Suthasinee Seephan, Faculty of Pharmaceutical Sciences

Abstract

Cancer metastasis is the leading cause of death among cancer patients. The identification of molecular mechanisms that play a role in cancer metastasis is of interest. Numerous microtubule-associated proteins significantly contribute to the aggressive behaviors of cancer. Even though calmodulin-regulated spectrin-associated protein 3 (CAMSAP3), a minus-end microtubule-binding protein, was found to be associated with lung cancer motility, its function on the metastasis of lung cancer is still largely unexplored. This study demonstrated that CAMSAP3-deficient lung cancer cells had high invasive ability and stimulated angiogenic activities including endothelial cell proliferation and tube formation, which was extensively decreased by the introduction of exogenous CAMSAP3 wild-type.

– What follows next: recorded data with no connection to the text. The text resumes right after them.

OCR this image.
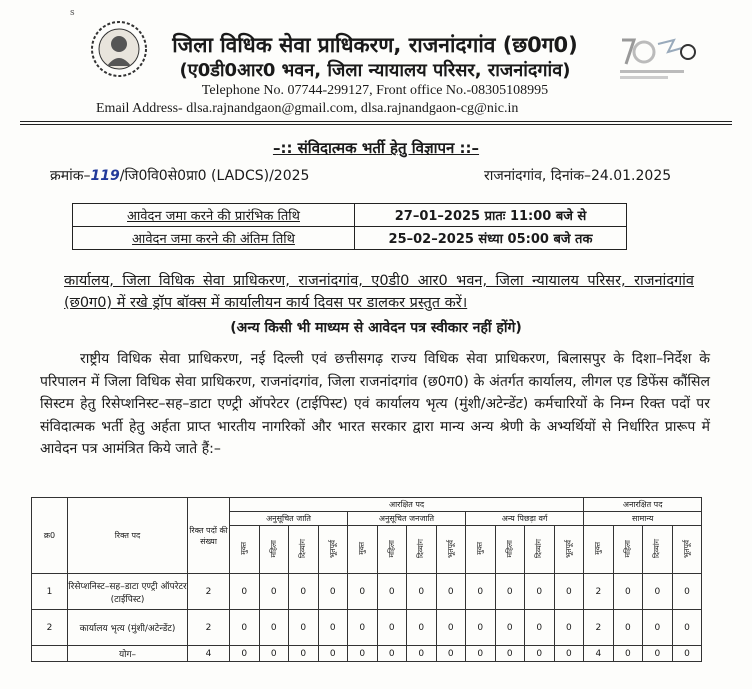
s
जिला विधिक सेवा प्राधिकरण, राजनांदगांव (छ0ग0)
(ए0डी0आर0 भवन, जिला न्यायालय परिसर, राजनांदगांव)
Telephone No. 07744-299127, Front office No.-08305108995
Email Address- dlsa.rajnandgaon@gmail.com, dlsa.rajnandgaon-cg@nic.in
–:: संविदात्मक भर्ती हेतु विज्ञापन ::–
क्रमांक–119/जि0वि0से0प्रा0 (LADCS)/2025	राजनांदगांव, दिनांक–24.01.2025
आवेदन जमा करने की प्रारंभिक तिथि	27–01–2025 प्रातः 11:00 बजे से
आवेदन जमा करने की अंतिम तिथि	25–02–2025 संध्या 05:00 बजे तक
कार्यालय, जिला विधिक सेवा प्राधिकरण, राजनांदगांव, ए0डी0 आर0 भवन, जिला न्यायालय परिसर, राजनांदगांव (छ0ग0) में रखे ड्रॉप बॉक्स में कार्यालीयन कार्य दिवस पर डालकर प्रस्तुत करें।
(अन्य किसी भी माध्यम से आवेदन पत्र स्वीकार नहीं होंगे)
राष्ट्रीय विधिक सेवा प्राधिकरण, नई दिल्ली एवं छत्तीसगढ़ राज्य विधिक सेवा प्राधिकरण, बिलासपुर के दिशा–निर्देश के परिपालन में जिला विधिक सेवा प्राधिकरण, राजनांदगांव, जिला राजनांदगांव (छ0ग0) के अंतर्गत कार्यालय, लीगल एड डिफेंस कौंसिल सिस्टम हेतु रिसेप्शनिस्ट–सह–डाटा एण्ट्री ऑपरेटर (टाईपिस्ट) एवं कार्यालय भृत्य (मुंशी/अटेन्डेंट) कर्मचारियों के निम्न रिक्त पदों पर संविदात्मक भर्ती हेतु अर्हता प्राप्त भारतीय नागरिकों और भारत सरकार द्वारा मान्य अन्य श्रेणी के अभ्यर्थियों से निर्धारित प्रारूप में आवेदन पत्र आमंत्रित किये जाते हैं:–
क्र0	रिक्त पद	रिक्त पदों की संख्या	आरक्षित पद												अनारक्षित पद			
			अनुसूचित जाति				अनुसूचित जनजाति				अन्य पिछड़ा वर्ग				सामान्य			
			मुक्त	महिला	दिव्यांग	भूतपूर्व	मुक्त	महिला	दिव्यांग	भूतपूर्व	मुक्त	महिला	दिव्यांग	भूतपूर्व	मुक्त	महिला	दिव्यांग	भूतपूर्व
1	रिसेप्शनिस्ट–सह–डाटा एण्ट्री ऑपरेटर (टाईपिस्ट)	2	0	0	0	0	0	0	0	0	0	0	0	0	2	0	0	0
2	कार्यालय भृत्य (मुंशी/अटेन्डेंट)	2	0	0	0	0	0	0	0	0	0	0	0	0	2	0	0	0
	योग–	4	0	0	0	0	0	0	0	0	0	0	0	0	4	0	0	0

Hypoxia-inducible factor-1 (hif-1α) mRNA was highly expressed in the absence of CAMSAP3, leading to an increase in its downstream target mRNA expressions, including vascular endothelial growth factor (vegf) and matrix metalloproteinases (mmp2 and mmp9). After performing a proteomic analysis, nucleolin was shown to bind to CAMSAP3, which resulted in the dissociation of nucleolin from hif-1α mRNA. In contrast, in the absence of CAMSAP3, nucleolin interacted with and stabilized hif-1α mRNA, indicating that nucleolin was necessary for CAMSAP3 regulating hif-1α mRNA stability. Furthermore, CAMSAP3 knockout was able to mediate in vivo lung metastasis and angiogenesis. Therefore, CAMSAP3 was considered as a promising therapeutic target for inhibiting lung cancer metastasis.